Spainhower didn't know what to say; he felt disappointed, cheated. And into this silence came the faint rumbling sound. Billy-Jack Trew said, "Here she comes." They stood up, moving for the door, and soon the rumble was higher pitched--creaking, screeching, rattling, pounding--and the Butterfield stage was swinging into the yard. Spainhower and Dodson and Billy-Jack Trew went outside, Ofelio and his nagual forgotten. No one had ever seen John Stam smile. Some, smiling themselves, said Marion must have at least once or twice, but most doubted even this. John Stam worked hard, twelve to sixteen hours a day, plus keeping a close eye on some business interests he had in Mesilla, and had been doing it since he'd first visually staked off his range six years before. No one asked where he came from and John Stam didn't volunteer any answers.
Billy-Jack Trew said
Stam looked to him like a red-dirt farmer with no business in cattle, but that was once Billy-Jack was wrong and he admitted it himself later. John Stam appeared one day with a crow-bait horse and twelve mavericks including a bull. Now, six years later, he had himself way over a thousand head and a jinete to break him all the horses he could ride.
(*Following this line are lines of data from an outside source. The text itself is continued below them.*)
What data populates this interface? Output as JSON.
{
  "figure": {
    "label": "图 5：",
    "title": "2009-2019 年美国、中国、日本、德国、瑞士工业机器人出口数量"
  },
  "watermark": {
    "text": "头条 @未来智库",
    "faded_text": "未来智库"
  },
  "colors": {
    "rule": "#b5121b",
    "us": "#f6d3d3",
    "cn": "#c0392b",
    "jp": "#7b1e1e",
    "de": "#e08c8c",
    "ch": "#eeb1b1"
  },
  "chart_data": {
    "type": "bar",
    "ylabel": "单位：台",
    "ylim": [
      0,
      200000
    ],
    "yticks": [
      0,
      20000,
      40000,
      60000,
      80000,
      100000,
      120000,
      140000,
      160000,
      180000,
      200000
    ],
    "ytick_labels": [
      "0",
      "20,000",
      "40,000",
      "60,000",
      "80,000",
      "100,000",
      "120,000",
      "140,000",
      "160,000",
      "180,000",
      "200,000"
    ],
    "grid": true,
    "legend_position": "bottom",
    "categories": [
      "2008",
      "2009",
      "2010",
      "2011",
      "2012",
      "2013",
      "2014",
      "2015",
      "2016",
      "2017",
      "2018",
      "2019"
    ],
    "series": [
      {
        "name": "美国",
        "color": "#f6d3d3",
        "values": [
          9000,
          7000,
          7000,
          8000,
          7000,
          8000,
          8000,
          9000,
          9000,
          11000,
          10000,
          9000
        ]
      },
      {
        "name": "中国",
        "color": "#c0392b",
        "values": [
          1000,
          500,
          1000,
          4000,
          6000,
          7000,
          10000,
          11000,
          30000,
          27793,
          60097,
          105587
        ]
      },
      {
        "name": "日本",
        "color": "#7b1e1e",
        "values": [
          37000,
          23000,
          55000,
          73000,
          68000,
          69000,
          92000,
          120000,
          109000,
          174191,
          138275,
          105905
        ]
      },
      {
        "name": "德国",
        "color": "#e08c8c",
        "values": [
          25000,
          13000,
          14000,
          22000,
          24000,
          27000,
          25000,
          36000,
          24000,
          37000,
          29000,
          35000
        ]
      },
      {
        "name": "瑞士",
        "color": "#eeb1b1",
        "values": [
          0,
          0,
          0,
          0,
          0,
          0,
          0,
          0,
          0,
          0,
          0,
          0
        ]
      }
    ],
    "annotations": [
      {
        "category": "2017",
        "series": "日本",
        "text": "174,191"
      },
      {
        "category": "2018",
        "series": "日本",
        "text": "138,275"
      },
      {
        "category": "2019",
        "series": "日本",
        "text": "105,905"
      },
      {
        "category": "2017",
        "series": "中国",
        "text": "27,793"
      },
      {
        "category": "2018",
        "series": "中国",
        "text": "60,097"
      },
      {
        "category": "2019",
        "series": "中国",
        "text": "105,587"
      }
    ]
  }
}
Off the range, though, he let Ofelio Oso drive him wherever he went. Some said he felt sorry for Ofelio because the old Mexican had been a good hand in his day. Others said Marion put him up to it so she wouldn't have Ofelio hanging around the place all the time. There was always some talk about Marion, especially now with the cut-down crew up at the summer range, John Stam gone to tend his business about once a week, and only Ofelio and Joe Slidell there. Joe Slidell wasn't a badlooking man. The first five years John Stam allowed himself only two pleasures: he drank whiskey, though no one had ever seen him drinking it, only buying it; and every Sunday afternoon he'd ride to Mesilla for dinner at the hotel. He would always order the same thing, chicken, and always sit at the same table. He had been doing this for some time when Marion started waiting tables there. Two years later, John Stam asked her to marry him as she was setting down his dessert and Marion said yes then and there. Some claimed the only thing he'd said to her before that was bring me the ketchup. Spainhower said it looked to him like Stam was from a line of hardheaded Dutchmen. Probably his dad had made him work like a mule and never told him about women, Spainhower said, so John Stam never knew what it was like not to work and the first woman he looked up long enough to notice, he married. About everybody agreed Spainhower had something.
They were almost to the ranch before John Stam spoke. He had nodded to the men in the station yard, but gotten right up on the wagon seat. Spainhower asked him if he cared for a drink, but he shook his head. When they were in view of the ranch house--John Stam's leathery mask of a face looking straight ahead down the slope--he said, "Mrs. Stam is in the house?"